Proprio per questo motivo, la proprietà ha eretto un muro intorno al suo cartellino, considerandolo un punto fermo attorno al quale imperniare il nuovo progetto tecnico che la società si appresta a varare. Eppure, le dinamiche del calciomercato moderno non permettono sonni tranquilli e l’allerta resta altissima. Come riportato dall’edizione odierna de La Gazzetta dello Sport, sul centrale difensivo si stanno allungando minacciose le ombre della Premier League. Le caratteristiche fisiche e l’esuberanza atletica del serbo sembrano scritte apposta per i ritmi del calcio d’oltremanica, e diversi club inglesi di prima fascia hanno già iniziato a prendere informazioni per capire la fattibilità dell’operazione.

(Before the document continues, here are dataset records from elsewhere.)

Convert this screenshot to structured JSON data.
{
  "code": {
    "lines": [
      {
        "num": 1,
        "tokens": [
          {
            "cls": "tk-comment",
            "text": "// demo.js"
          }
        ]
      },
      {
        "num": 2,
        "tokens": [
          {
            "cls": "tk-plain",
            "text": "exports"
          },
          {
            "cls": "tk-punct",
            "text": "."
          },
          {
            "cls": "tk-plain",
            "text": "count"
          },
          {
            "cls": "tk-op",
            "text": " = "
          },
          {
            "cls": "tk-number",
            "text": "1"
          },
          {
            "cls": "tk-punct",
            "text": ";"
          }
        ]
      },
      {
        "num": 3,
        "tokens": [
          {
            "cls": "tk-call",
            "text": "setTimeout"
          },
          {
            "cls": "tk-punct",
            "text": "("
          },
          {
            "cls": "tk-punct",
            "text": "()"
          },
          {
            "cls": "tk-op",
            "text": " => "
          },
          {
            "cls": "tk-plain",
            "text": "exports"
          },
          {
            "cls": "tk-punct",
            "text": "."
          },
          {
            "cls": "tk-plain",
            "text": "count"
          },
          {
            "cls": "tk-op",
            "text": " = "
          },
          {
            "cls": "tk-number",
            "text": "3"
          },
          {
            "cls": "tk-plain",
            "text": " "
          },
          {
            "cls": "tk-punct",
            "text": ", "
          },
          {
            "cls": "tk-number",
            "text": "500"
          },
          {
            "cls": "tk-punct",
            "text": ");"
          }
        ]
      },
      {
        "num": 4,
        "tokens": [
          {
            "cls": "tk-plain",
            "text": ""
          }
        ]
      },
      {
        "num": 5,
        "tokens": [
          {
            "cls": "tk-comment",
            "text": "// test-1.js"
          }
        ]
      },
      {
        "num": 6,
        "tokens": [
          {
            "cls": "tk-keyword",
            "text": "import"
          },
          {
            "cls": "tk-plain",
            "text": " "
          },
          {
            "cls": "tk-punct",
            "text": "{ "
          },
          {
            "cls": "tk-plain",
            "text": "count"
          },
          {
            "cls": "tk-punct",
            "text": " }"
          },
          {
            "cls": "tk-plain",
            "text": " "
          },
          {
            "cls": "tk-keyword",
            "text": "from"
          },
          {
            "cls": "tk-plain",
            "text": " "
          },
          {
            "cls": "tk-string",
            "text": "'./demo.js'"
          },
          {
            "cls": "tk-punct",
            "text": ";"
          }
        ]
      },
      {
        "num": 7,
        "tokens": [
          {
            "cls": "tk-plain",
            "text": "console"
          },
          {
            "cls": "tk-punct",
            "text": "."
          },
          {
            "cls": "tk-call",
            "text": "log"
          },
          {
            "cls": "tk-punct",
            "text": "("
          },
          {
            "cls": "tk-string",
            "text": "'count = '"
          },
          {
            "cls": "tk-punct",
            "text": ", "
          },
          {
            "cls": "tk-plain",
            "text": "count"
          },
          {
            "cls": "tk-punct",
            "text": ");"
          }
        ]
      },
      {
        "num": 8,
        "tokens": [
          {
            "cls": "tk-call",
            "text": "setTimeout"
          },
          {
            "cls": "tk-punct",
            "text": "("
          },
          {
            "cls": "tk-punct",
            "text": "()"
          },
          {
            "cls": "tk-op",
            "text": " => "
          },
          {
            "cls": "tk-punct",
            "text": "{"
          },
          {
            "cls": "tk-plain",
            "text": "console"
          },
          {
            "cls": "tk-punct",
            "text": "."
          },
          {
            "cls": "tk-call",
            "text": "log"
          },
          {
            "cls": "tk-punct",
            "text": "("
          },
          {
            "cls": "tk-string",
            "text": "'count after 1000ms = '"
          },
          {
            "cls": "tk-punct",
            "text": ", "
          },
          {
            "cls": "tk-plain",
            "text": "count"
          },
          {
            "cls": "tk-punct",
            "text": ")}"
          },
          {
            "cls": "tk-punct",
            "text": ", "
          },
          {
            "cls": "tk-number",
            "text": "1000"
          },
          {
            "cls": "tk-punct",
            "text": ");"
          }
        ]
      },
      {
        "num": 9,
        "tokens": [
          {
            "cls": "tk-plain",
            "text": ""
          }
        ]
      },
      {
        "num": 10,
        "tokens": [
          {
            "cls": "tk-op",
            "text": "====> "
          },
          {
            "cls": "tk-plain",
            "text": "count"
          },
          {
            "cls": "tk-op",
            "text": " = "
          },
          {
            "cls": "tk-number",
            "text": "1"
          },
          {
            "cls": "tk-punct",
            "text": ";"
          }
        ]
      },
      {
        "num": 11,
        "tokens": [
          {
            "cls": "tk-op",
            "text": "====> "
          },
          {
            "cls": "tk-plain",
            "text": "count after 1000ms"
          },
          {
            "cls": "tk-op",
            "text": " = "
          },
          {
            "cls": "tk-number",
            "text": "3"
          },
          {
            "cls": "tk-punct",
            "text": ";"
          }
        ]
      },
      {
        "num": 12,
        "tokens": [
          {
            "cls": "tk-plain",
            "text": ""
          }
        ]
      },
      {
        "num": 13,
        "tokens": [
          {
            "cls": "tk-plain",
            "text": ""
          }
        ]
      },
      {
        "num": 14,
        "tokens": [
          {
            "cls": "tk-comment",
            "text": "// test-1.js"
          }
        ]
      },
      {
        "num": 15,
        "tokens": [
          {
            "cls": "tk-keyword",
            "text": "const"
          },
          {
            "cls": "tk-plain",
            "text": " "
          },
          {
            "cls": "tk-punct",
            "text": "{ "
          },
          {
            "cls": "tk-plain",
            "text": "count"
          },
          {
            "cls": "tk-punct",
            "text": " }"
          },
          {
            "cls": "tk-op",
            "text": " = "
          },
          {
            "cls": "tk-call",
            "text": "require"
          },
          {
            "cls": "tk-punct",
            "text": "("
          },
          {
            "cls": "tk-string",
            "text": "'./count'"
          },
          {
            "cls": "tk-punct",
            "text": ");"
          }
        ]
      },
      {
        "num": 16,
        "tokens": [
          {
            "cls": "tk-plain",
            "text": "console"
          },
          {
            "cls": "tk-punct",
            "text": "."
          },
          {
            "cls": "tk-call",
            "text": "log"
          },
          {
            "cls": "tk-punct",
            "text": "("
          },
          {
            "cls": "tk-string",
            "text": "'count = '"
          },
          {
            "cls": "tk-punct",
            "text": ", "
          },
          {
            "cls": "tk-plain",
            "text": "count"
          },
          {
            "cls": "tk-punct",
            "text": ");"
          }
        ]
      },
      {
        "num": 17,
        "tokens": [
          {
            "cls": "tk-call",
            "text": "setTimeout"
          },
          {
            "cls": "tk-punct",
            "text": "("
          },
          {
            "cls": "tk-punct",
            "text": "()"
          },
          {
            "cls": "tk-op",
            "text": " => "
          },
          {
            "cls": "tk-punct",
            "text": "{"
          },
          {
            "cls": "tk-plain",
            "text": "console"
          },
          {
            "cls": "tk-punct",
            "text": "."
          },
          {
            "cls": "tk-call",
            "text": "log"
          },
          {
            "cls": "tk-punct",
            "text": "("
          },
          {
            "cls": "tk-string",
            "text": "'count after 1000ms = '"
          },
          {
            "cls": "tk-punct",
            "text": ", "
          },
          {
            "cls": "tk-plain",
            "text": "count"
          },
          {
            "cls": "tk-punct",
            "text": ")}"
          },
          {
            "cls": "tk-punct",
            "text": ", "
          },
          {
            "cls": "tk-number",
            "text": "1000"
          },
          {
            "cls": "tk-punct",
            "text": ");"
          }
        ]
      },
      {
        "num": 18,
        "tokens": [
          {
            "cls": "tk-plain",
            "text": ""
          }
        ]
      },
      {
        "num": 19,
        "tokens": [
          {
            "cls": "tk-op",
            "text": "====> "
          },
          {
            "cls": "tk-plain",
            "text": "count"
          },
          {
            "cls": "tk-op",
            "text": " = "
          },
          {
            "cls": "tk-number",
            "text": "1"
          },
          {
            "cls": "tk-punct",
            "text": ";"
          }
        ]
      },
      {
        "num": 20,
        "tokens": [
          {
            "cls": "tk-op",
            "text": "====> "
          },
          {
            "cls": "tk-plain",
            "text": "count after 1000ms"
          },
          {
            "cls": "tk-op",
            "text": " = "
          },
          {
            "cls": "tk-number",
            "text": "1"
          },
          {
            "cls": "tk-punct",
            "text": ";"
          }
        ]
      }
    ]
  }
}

La posizione ufficiale del club di via Aldo Rossi è improntata alla massima fermezza, ma l’esperienza insegna che di fronte alla potenza di fuoco economica delle società britanniche nessuno può ritenersi del tutto al sicuro. Se un club inglese dovesse decidere di affondare il colpo, presentando sul tavolo della dirigenza milanista una proposta economica considerata indecente, per i vertici del Milan diventerebbe terribilmente difficile pronunciare un no definitivo. I contatti sotterranei degli intermediari sono già partiti e le prossime settimane chiariranno se l’interesse della Premier si trasformerà in una vera e propria offerta scritta, capace di far vacillare i piani strategici per la difesa rossonera.